Alors, je passe en revue toutes les révélations qu'il m'a faites. Le fait que Kaname lui avait offert un bijou magnifique pour ses dix-huit ans. Qu'ils parlaient d'emménager ensemble tous les deux — j'admets que j'en suis un peu jaloux —. Que Cléandre était avec Kaname le jour de sa mort. Si j'y ajoute le fait que mon amoureux se sent responsable de sa mort et qu'il refuse désormais de s'afficher en public... j'en déduis qu'ils étaient ensemble au moment précis ou Kaname est mort.

Soudain, je me souviens de deux choses. Cléandre a été agressé par le passé. Et il déteste les anniversaires. Alors je réalise et malgré moi, je murmure :

– Mon Dieu, vous vous êtes fait agresser et il en est mort... le jour de ton anniversaire.

Les yeux de Cléandre s'écarquillent d'horreur en se teintant d'une insondable douleur. Des larmes ne tardent pas à mouiller ses joues. Ses épaules tremblent. Sa bouche s'ouvre, se referme. Il y plaque sa main avant de se lever brusquement et de fuir la cuisine.

Pendant une seconde, je reste figé, dans l'incompréhension la plus totale. Il vient de me donner toutes les clefs pour le percer enfin à jour, il attendait que je comprenne — j'en mettrai ma main à couper —, mais il me fuit... c'est à n'y rien comprendre !

Après cinq minutes — ce que j'estime être le temps minimum dont il a besoin pour reprendre contenance —, je récupère mes béquilles pour claudiquer à sa recherche. Je le trouve dans la salle de bain du bas, penché au-dessus du lavabo, les mains vissées à ses rebords. 

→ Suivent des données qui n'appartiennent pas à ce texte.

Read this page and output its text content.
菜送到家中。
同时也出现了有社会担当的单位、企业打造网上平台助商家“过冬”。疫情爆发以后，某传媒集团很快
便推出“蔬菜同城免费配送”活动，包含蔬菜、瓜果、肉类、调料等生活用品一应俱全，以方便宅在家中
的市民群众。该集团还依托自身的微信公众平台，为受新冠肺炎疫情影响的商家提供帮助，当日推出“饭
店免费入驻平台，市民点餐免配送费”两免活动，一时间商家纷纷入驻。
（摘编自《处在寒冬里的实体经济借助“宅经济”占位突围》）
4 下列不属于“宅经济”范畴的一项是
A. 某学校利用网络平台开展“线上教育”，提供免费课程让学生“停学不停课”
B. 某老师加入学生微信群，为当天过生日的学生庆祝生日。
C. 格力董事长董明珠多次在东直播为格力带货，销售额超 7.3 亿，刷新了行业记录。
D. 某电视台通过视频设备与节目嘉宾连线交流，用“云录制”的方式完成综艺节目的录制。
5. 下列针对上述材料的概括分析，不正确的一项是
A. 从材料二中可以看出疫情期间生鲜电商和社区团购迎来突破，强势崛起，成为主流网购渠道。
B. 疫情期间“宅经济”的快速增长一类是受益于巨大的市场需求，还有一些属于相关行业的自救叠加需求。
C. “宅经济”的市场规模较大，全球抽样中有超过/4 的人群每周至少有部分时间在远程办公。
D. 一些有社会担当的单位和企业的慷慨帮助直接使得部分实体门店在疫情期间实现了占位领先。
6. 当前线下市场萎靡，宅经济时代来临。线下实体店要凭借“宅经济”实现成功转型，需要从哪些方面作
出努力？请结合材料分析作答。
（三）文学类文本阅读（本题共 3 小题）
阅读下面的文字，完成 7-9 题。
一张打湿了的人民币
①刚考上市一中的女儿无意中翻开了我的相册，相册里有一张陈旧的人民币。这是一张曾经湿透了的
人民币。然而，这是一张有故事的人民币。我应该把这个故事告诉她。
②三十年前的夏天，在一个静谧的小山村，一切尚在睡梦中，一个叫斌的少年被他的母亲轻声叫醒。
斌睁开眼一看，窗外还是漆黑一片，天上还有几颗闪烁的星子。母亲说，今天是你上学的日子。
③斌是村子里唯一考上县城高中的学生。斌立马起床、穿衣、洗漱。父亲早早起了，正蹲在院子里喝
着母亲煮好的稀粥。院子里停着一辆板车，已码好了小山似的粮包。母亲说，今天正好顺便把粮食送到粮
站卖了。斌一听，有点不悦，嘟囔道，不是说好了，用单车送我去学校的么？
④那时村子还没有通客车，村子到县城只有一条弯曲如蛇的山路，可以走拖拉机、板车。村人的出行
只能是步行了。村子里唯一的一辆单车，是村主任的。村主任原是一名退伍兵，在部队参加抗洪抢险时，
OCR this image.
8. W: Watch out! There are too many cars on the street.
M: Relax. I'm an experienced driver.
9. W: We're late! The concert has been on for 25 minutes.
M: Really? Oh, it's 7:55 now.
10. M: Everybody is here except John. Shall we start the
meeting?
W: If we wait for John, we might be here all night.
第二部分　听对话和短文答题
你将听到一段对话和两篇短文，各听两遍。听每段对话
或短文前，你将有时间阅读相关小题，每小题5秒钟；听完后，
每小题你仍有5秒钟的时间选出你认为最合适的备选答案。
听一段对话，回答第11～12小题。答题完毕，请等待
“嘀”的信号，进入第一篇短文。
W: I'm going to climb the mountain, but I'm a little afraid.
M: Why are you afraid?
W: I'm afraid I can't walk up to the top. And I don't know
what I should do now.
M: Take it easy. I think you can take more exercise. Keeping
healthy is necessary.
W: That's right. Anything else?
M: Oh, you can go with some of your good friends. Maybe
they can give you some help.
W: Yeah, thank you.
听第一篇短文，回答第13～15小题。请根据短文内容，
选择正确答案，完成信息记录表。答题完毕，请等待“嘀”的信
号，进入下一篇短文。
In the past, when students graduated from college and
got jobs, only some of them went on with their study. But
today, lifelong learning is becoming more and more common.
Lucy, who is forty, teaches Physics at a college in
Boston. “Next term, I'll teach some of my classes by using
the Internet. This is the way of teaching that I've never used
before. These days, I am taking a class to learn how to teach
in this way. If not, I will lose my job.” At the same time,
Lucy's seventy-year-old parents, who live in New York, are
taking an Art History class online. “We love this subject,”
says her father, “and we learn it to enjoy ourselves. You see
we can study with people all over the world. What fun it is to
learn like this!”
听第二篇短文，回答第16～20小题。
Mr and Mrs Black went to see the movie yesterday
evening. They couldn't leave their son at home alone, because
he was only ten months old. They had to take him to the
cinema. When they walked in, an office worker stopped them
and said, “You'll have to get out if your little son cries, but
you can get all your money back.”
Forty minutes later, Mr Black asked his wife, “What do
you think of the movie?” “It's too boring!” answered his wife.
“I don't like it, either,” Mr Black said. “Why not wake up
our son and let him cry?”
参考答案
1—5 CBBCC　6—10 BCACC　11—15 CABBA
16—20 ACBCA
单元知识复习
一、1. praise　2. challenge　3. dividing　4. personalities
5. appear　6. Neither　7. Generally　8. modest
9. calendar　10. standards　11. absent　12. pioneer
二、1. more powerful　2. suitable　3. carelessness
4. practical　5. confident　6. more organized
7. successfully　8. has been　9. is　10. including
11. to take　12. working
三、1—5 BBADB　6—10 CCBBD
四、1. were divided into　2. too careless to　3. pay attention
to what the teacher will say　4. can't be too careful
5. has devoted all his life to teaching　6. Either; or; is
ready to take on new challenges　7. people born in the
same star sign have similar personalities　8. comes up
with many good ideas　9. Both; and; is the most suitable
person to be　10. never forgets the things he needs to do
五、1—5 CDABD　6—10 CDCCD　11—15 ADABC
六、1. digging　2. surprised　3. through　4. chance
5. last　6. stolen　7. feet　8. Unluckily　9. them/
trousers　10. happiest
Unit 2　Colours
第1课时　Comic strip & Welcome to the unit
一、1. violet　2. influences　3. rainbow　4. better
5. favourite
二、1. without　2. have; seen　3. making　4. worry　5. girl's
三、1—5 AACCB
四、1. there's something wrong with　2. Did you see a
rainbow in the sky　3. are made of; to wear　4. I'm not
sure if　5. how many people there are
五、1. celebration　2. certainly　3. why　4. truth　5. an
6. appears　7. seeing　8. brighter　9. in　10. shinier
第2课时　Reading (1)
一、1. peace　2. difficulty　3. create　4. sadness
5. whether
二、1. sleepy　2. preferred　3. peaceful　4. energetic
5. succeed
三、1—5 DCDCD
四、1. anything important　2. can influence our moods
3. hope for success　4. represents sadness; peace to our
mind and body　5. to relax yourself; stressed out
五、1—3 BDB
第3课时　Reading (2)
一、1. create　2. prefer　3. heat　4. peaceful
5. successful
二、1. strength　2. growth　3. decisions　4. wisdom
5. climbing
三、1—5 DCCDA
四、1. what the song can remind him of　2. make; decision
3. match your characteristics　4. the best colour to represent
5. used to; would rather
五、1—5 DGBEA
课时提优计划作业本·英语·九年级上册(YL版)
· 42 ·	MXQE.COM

Si sa respiration me semble un peu rapide, parfois étranglée d'un sanglot silencieux, ses yeux sont secs. Rougis, mais secs. Il observe son reflet dans le miroir. Une moue contrariée tord sa bouche quand il se passe la main dans les cheveux, saisit des mèches, les observe.

Je m'attendais à tout sauf à ce comportement. Dans le miroir, il croise mon regard interrogateur et inquiet.

– Tu vas bien ?

– Mes mèches rouges ont quasiment disparu.

En douceur, je l'enlace, pose mon menton sur son épaule.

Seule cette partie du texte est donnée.